Physical Address
304 North Cardinal St.
Dorchester Center, MA 02124
Physical Address
304 North Cardinal St.
Dorchester Center, MA 02124

In an attempt to correct this, the researchers first tried to train this model on thousands of cases showing the AI agent rejecting in particular the types of “honey pot” that are included in its evaluation (for example, “the chance to destroy the work of a competing AI” following its plan quickly). This had surprisingly little effect on the model’s performance, reducing so-called “incorrect settings” (i.e., they were often ignored. his rules and choosing the wrong option) from 22 percent to 15 percent.
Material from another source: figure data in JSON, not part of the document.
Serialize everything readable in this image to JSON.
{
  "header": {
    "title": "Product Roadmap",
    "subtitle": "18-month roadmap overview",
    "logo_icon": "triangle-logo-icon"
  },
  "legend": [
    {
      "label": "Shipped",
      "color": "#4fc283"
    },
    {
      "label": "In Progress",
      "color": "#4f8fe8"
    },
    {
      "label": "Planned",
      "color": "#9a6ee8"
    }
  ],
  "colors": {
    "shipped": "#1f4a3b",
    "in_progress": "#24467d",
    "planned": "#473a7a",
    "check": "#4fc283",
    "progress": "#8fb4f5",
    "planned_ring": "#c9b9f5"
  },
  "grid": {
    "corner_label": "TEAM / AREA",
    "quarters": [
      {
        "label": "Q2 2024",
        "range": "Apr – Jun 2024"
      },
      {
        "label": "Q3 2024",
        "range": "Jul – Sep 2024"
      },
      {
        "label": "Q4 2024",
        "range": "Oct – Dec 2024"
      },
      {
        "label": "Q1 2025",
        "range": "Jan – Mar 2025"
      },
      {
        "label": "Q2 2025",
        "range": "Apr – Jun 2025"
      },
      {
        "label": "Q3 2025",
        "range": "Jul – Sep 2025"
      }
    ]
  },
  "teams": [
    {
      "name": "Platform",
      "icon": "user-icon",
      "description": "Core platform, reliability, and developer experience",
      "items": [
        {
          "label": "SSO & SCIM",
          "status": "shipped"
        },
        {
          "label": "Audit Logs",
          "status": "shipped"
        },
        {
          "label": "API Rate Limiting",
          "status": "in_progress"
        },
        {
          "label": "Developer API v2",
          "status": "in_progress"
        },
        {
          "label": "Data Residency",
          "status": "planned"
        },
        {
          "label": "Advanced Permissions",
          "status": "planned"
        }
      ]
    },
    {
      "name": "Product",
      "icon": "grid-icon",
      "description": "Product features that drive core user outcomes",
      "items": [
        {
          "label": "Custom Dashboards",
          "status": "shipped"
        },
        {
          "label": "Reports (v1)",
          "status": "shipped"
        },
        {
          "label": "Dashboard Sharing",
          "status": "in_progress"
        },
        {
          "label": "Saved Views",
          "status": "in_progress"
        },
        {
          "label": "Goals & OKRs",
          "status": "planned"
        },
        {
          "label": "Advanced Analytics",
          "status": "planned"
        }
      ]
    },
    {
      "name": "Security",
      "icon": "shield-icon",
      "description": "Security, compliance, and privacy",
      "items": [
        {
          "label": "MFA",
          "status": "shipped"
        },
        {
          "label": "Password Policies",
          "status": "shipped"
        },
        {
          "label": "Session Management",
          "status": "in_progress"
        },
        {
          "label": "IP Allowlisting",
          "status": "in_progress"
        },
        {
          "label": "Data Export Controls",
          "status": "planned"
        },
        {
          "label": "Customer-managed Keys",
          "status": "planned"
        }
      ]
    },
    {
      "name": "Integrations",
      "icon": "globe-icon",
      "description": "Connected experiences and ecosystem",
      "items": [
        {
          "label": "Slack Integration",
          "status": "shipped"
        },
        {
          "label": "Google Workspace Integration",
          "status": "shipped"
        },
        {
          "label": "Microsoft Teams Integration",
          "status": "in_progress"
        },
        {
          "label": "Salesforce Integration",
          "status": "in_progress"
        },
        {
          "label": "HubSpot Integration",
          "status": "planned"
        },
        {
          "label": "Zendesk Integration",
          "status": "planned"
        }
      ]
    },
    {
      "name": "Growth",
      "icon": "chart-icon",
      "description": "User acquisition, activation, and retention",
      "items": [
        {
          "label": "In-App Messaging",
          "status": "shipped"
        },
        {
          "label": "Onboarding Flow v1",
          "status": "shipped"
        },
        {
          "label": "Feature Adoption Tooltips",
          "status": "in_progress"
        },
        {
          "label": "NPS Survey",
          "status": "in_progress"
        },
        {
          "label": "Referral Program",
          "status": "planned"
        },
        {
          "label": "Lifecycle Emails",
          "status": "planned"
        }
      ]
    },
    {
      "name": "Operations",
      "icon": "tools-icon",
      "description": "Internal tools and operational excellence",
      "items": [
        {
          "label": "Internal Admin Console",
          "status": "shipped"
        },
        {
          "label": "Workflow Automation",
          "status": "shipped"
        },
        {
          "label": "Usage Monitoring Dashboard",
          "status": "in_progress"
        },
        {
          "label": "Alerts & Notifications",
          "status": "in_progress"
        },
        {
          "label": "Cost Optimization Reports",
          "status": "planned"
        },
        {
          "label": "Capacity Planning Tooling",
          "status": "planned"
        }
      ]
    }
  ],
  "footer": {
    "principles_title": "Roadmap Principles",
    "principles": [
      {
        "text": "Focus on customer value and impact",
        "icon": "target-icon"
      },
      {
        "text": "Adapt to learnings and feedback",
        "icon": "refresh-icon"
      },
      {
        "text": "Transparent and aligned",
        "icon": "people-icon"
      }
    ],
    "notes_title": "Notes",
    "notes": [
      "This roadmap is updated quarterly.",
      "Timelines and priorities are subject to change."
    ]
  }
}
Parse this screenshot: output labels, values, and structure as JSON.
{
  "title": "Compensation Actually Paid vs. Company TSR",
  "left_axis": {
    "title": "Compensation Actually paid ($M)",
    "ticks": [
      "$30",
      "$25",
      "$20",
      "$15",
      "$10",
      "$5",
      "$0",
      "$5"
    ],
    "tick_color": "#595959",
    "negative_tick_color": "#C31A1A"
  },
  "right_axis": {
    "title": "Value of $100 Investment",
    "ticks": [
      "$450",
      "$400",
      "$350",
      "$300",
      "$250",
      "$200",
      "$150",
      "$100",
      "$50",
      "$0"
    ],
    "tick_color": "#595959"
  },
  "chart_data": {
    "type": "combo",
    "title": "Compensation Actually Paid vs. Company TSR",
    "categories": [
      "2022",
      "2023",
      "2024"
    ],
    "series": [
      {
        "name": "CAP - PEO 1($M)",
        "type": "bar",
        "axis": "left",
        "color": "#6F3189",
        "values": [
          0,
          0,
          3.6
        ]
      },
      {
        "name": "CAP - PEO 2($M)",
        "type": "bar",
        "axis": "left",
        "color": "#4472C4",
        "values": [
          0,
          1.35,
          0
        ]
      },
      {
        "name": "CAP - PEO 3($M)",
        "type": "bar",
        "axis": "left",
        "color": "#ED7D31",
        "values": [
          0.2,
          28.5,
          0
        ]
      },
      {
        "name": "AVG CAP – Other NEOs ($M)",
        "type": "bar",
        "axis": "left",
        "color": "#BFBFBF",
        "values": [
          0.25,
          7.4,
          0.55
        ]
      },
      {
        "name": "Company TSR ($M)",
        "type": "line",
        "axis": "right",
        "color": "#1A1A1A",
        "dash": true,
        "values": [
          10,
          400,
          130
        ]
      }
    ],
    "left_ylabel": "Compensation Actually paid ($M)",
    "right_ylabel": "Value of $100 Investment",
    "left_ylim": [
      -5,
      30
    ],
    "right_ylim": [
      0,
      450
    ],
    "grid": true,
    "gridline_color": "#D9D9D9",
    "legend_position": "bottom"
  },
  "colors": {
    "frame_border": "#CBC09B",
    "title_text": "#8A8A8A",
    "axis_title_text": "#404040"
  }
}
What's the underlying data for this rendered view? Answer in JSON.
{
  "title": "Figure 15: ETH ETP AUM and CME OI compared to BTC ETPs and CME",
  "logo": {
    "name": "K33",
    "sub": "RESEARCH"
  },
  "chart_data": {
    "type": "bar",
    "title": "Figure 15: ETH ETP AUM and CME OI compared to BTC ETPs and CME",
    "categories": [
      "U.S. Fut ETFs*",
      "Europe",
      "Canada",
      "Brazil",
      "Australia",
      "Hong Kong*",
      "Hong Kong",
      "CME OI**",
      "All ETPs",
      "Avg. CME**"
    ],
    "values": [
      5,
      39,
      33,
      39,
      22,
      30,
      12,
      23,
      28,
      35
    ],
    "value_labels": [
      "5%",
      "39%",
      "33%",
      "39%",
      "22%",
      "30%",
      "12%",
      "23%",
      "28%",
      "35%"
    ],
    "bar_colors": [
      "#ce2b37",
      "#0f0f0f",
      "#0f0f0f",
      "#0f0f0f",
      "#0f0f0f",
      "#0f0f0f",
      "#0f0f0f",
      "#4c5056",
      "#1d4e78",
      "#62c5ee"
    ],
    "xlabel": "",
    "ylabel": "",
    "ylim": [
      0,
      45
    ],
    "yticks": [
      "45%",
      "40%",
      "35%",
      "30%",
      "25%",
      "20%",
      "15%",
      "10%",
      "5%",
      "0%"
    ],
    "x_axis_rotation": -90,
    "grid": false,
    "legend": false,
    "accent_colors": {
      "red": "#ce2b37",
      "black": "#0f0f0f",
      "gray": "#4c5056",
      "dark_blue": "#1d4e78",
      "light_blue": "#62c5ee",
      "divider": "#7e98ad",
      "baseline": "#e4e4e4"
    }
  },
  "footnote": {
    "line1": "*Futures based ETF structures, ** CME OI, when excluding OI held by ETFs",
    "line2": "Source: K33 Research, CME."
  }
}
In the next experiment, the researchers used Claude to create about 12,000 fictional stories, each of which was designed to “show not only what he did but also why he did it, explaining how he made decisions and how the person is.”
These articles did not address the fraud or other ethical issues discussed in the review but rather relied on strict compliance with Claude’s rules. The articles also include examples of how AI can maintain “mental health” (Anthropic also uses the dreaded term for loaded words) by “setting healthy boundaries, managing self-criticism, and remaining fair in difficult conversations,” for example.
After including these artificial ingredients in the model’s results (according to the legal documents only), the researchers report that they saw a reduction of 1.3x to 3x in the model’s tendency to do “wrong” things in the honey test. The following model was also “more likely to include careful consideration of the model’s characteristics and behavior rather than simply ignoring the potential for misbehavior,” the researchers wrote.
The results show that the new stories were able to “completely change Claude’s expectations of AI behavior outside of the Claude persona.” The researchers said that this works “because it teaches people to think clearly, not just to answer correctly,” and thus “gives a clear picture of Claude’s behavior” for Claude himself to mention many things.
The fact that AI behavior can be affected by a kind of “self-reflection” based on fiction is a very attractive concept. But when you consider how effective stories and metaphors are in creating moral models for children, perhaps we shouldn’t be surprised that they are also effective tools for creating patterns in large-scale comparison machines.